In terms of cybersecurity, data can help detect the biggest flaws, those with the biggest consequences. It allows to detect among the alerts, which ones present the most risks and should be treated first.
Have you heard of the smart grid? The smart grid allows to optimize the flow of electricity in real time. With the advent of renewable energies, which make electricity production very variable, the smart grid makes it possible to regulate electricity demand. For example, it will be possible to defer the charging of electric car batteries. We can make sure that not all fridges or water heaters are running at the same time, but rather that they are used when the electricity supply is the greatest.
Bringing data in real time to enable informed decisions is the first element. Fraud detection and the creation of increasingly advanced risk models are two other uses of data in this sector
There are many cases in the industry, but here's an important one: data allows for better inventory management. This is important for the industry. Buying too much inventory creates a hole in the cash flow and requires having enough space, which again is a cost. On the other hand, for obvious reasons, not having enough inventory is problematic. Indeed, it can block all the rest of the chain.
In general, data allows you to better understand your customers. Upstream, it will allow you to identify which customers are most likely to acquire your product and services. This will allow you to develop strategies to acquire customers. Downstream, the data will then help to identify the customers most likely to leave and therefore to define strategies to be able to keep them.

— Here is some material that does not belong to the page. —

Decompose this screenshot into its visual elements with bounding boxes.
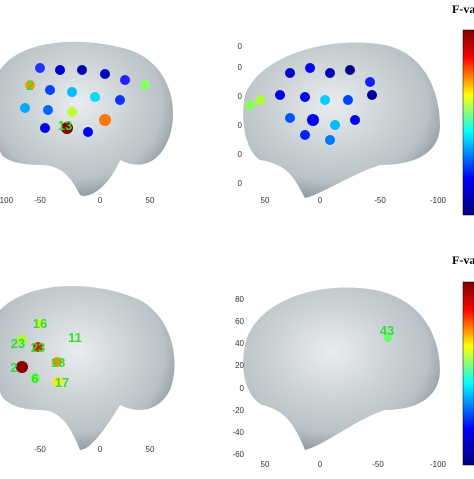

Data is revolutionizing the world of healthcare. The first case, which concerns everyone, is Doctolib. By creating a platform and using data, Doctolib has created a system that optimizes bookings for everyone and helps find the slots that are still available. Everyone wins: doctors reduce the gaps in their schedule. Patients see the available slots and can find the closest slot that fits their schedule and be informed when a slot becomes available.
And with more advanced predictions: detecting certain diseases that are complex to evaluate. The detection of cancer, for example, using image analysis(computer vision) is a great evolution if it allows to reduce human errors. Indeed, a misdiagnosed cancer has consequences in both directions. For example, a person who does not have cancer and is diagnosed as having cancer will undergo heavy treatment for nothing.
Autonomous vehicles are expected in a few years. Many tests are promising. Data collected with sensors placed all over the cars should allow this and make transportation more pleasant and reduce the risk of accidents. The prediction of breakdowns is also an important field of application of data in transport and industry.
As you have seen, data is now increasingly integrated at all levels of the company. It allows to optimize production, to guarantee customer satisfaction and to allow important innovations, that's why the data professions have the wind in their sails!